On Wed, Nov 15, 2023, 12:03 PM Ramkumar Chinchani ***@***.***> wrote: @peusebiu <https://github.com/peusebiu> Pls add comments for next steps. @elee1766 <https://github.com/elee1766> do you want to make this PR ready for review (currently in draft state)? — Reply to this email directly, view it on GitHub <#2007 (comment)>, or unsubscribe <https://github.com/notifications/unsubscribe-auth/AARH66INA6ZDA2VVXYQQHWLYET7V7AVCNFSM6AAAAAA65DG7ASVHI2DSMVQWIX3LMV43OSLTON2WKQ3PNVWWK3TUHMYTQMJTGAYTAMBRGU> . You are receiving this because you were mentioned.Message ID: ***@***.***>

[eusebiu-constantin-petu-dbk]

I would say, that by default, it should still sync temporarily under each repo, like today(main). if a TmpDir is given in config, then use that, this way all the tests should pass.

right @rchincha ?

[rchincha]

Yes, we do not want to step outside of our "storageRootDir" path. That's all the space we will own and manage, and nothing outside of it.

[rchincha]

@elee1766 My suggestion is, if there is a cloud backend defined in storage, then instead, do a second step of writing to that backend after the local sync is done

[eusebiu-constantin-petu-dbk]

you need to update makeDownstreamServer() in sync_test.go to use sync config's TmpDir

add this line: destConfig.Extensions.Sync.TmpDir = destDir, so that tests, where we use chmod to trigger errors, passes.

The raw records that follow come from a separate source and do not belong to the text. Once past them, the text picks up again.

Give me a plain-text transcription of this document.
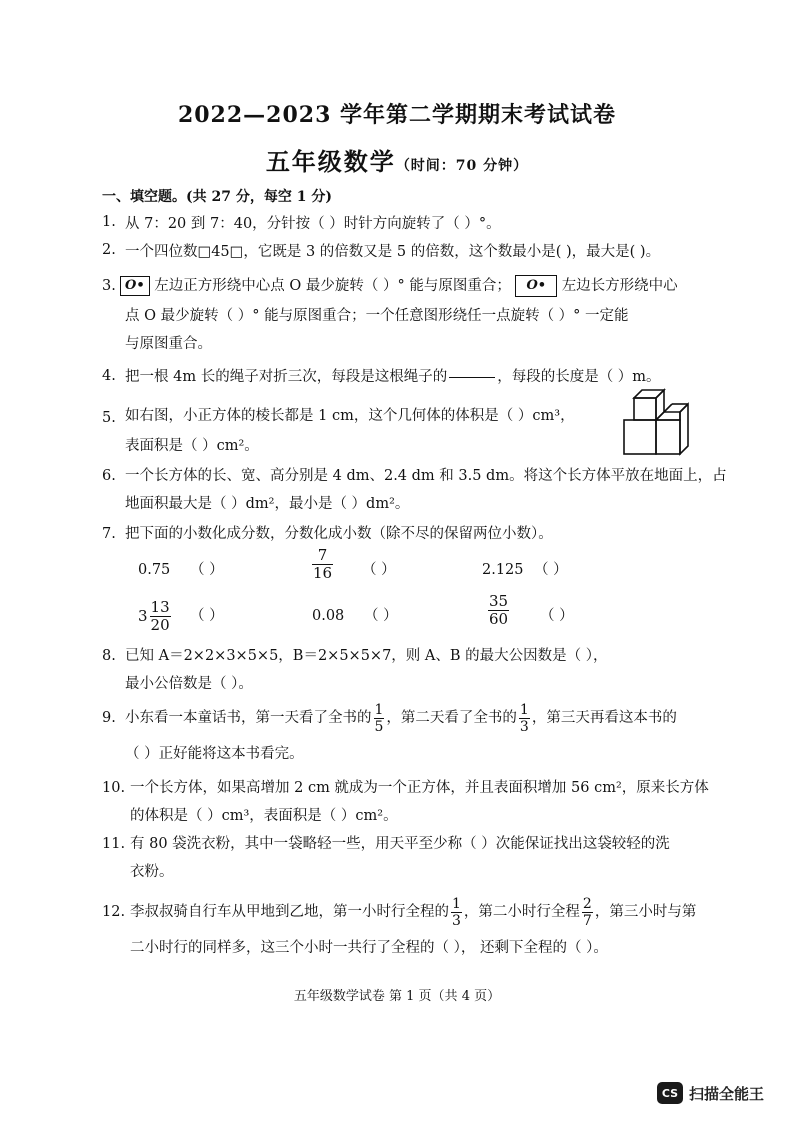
2022—2023 学年第二学期期末考试试卷
五年级数学（时间：70 分钟）
一、填空题。(共 27 分，每空 1 分)
1. 从 7：20 到 7：40，分针按（ ）时针方向旋转了（ ）°。
2. 一个四位数□45□，它既是 3 的倍数又是 5 的倍数，这个数最小是( )，最大是( )。
3. O• 左边正方形绕中心点 O 最少旋转（ ）° 能与原图重合； O• 左边长方形绕中心
点 O 最少旋转（ ）° 能与原图重合；一个任意图形绕任一点旋转（ ）° 一定能
与原图重合。
4. 把一根 4m 长的绳子对折三次，每段是这根绳子的	，每段的长度是（ ）m。
5. 如右图，小正方体的棱长都是 1 cm，这个几何体的体积是（ ）cm³，
表面积是（ ）cm²。
6. 一个长方体的长、宽、高分别是 4 dm、2.4 dm 和 3.5 dm。将这个长方体平放在地面上，占
地面积最大是（ ）dm²，最小是（ ）dm²。
7. 把下面的小数化成分数，分数化成小数（除不尽的保留两位小数）。
0.75 （ ）	$\frac{7}{16}$ （ ）	2.125 （ ）
$3 \frac{13}{20}$ （ ）	0.08 （ ）	$\frac{35}{60}$ （ ）
8. 已知 A＝2×2×3×5×5，B＝2×5×5×7，则 A、B 的最大公因数是（ ），
最小公倍数是（ ）。
9. 小东看一本童话书，第一天看了全书的 $\frac{1}{5}$ ，第二天看了全书的 $\frac{1}{3}$ ，第三天再看这本书的
（ ）正好能将这本书看完。
10. 一个长方体，如果高增加 2 cm 就成为一个正方体，并且表面积增加 56 cm²，原来长方体
的体积是（ ）cm³，表面积是（ ）cm²。
11. 有 80 袋洗衣粉，其中一袋略轻一些，用天平至少称（ ）次能保证找出这袋较轻的洗
衣粉。
12. 李叔叔骑自行车从甲地到乙地，第一小时行全程的 $\frac{1}{3}$ ，第二小时行全程 $\frac{2}{7}$ ，第三小时与第
二小时行的同样多，这三个小时一共行了全程的（ ）， 还剩下全程的（ ）。
五年级数学试卷 第 1 页（共 4 页）
CS 扫描全能王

reiterating this :D, that's why sync_test.go fails. but I would say that by default sync should temp copy under each "repo/.sync", and not /tmp, and this way tests will pass.

[elee1766]

ok, changed the sync_test.go as u said, and it seems to be happier now.

I able to make the bats test pass locally, although it seems it failing on ci. the joys of integration testing.

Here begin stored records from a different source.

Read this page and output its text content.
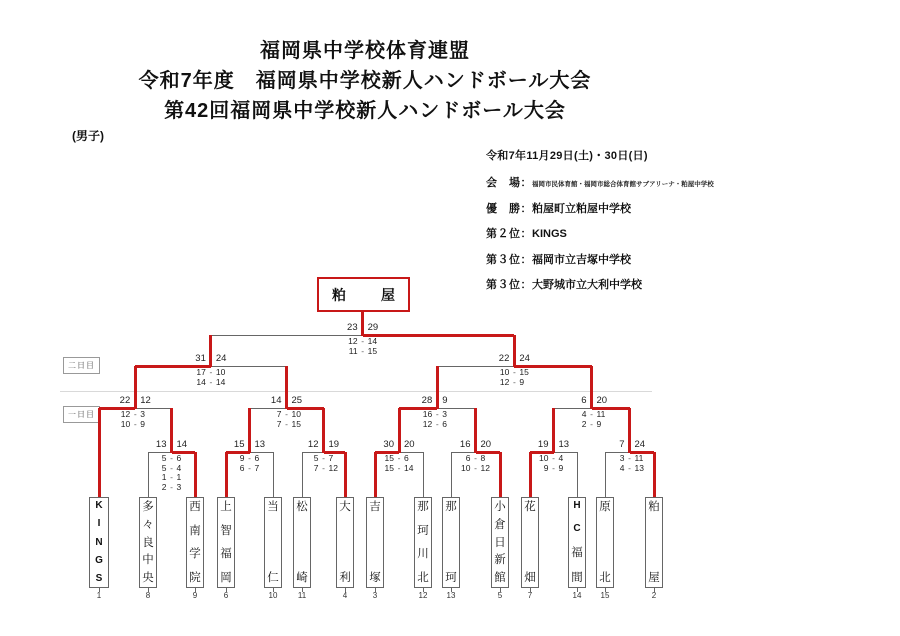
福岡県中学校体育連盟
令和7年度　福岡県中学校新人ハンドボール大会
第42回福岡県中学校新人ハンドボール大会
(男子)
令和7年11月29日(土)・30日(日)
会　場： 福岡市民体育館・福岡市総合体育館サブアリーナ・粕屋中学校
優　勝： 粕屋町立粕屋中学校
第２位： KINGS
第３位： 福岡市立吉塚中学校
第３位： 大野城市立大利中学校
二日目
一日目
粕	屋
13 14
5 - 6
5 - 4
1 - 1
2 - 3
15 13
9 - 6
6 - 7
12 19
5 - 7
7 - 12
30 20
15 - 6
15 - 14
16 20
6 - 8
10 - 12
19 13
10 - 4
9 - 9
7 24
3 - 11
4 - 13
22 12
12 - 3
10 - 9
14 25
7 - 10
7 - 15
28 9
16 - 3
12 - 6
6 20
4 - 11
2 - 9
31 24
17 - 10
14 - 14
22 24
10 - 15
12 - 9
23 29
12 - 14
11 - 15
K
I
N
G
S
1
多
々
良
中
央
8
西
南
学
院
9
上
智
福
岡
6
当
仁
10
松
崎
11
大
利
4
吉
塚
3
那
珂
川
北
12
那
珂
13
小
倉
日
新
館
5
花
畑
7
H
C
福
間
14
原
北
15
粕
屋
2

ill probably have to do some witchcraft later and force push to fix the commit requirements, for now i'll mark it as not a draft though, i am feeling better about it.

[rchincha]

@elee1766 fyi, https://github.com/project-zot/zot/releases/tag/v2.0.0-rc7
^ released this.

Would definitely like to put this PR in the next/final release.

[rchincha]

@elee1766 did you need go 1.21? We are still migrating to that.
#2049

This new "toolchain" directive is breaking all CI tests.

[elee1766]

i don't think i need it. i'll push with 1.20

[elee1766]

seems some ci tests are failing, but i can't seem to replicate this locally.

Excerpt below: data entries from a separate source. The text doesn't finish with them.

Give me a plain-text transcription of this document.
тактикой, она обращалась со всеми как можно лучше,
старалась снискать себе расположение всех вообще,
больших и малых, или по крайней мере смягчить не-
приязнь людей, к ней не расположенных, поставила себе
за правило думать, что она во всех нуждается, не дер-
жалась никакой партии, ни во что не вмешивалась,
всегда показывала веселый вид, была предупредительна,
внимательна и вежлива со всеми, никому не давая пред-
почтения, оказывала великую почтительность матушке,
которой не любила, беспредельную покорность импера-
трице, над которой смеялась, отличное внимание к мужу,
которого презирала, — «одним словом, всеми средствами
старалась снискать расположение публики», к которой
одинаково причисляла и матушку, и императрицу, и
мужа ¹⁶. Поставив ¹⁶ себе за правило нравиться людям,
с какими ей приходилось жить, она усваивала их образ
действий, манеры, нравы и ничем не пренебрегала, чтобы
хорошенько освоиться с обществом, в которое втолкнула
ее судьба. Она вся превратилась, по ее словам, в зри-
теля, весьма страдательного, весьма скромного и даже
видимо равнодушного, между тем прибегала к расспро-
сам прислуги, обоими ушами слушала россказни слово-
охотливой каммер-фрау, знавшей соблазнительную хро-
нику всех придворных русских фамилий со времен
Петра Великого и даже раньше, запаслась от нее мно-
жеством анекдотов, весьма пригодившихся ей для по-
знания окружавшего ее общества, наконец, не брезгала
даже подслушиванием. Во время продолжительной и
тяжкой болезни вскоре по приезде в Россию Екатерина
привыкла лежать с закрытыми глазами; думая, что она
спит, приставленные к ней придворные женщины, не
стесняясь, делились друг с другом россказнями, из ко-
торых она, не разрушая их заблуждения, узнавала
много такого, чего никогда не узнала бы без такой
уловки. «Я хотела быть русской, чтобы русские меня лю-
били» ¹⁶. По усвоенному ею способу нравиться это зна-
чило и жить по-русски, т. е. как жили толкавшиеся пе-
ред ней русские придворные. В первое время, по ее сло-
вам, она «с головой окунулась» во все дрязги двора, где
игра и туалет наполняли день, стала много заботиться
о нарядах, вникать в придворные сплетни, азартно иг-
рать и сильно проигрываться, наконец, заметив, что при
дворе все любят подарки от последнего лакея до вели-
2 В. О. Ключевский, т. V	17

what is the correct way to replicate the ci test failures locally without waiting for actual github ci ?

[rchincha]

Would remove this.

[rchincha]

@elee1766 My suggestion is, if there is a cloud backend defined in storage, then instead, do a second step of writing to that backend after the local sync is done

[eusebiu-constantin-petu-dbk]

seems some ci tests are failing, but i can't seem to replicate this locally.

what is the correct way to replicate the ci test failures locally without waiting for actual github ci ?

You can locally run make run-blackbox-ci, usually I would manually run each bats file, looking on bats logs and also on zot's logs.

@rchincha

I would say the default for this feature would be to save under zot's rootDir like today, and if an imageStore is remote and we have sync config TmpDir then we will temp sync there, then move everything on remote(s3).

Otherwise zot will just throw an error, that storage is remote and for sync to work it needs a TmpDir.

I would say to not start zot with remote storage+sync without TmpDir set by the user.

@elee1766 @Brice187 Would this ^ meet your needs?

I will take this PR locally and will try to figure out what is missing for this.

[eusebiu-constantin-petu-dbk]

#2073

[elee1766]

yeah it's more than enough.

[rchincha]

#2073

@elee1766 @Brice187 ^ this has now been merged.
Pls try from top of main. An example has been added to help with the config.

[rchincha]

Closing this PR. @elee1766 thanks for getting this started.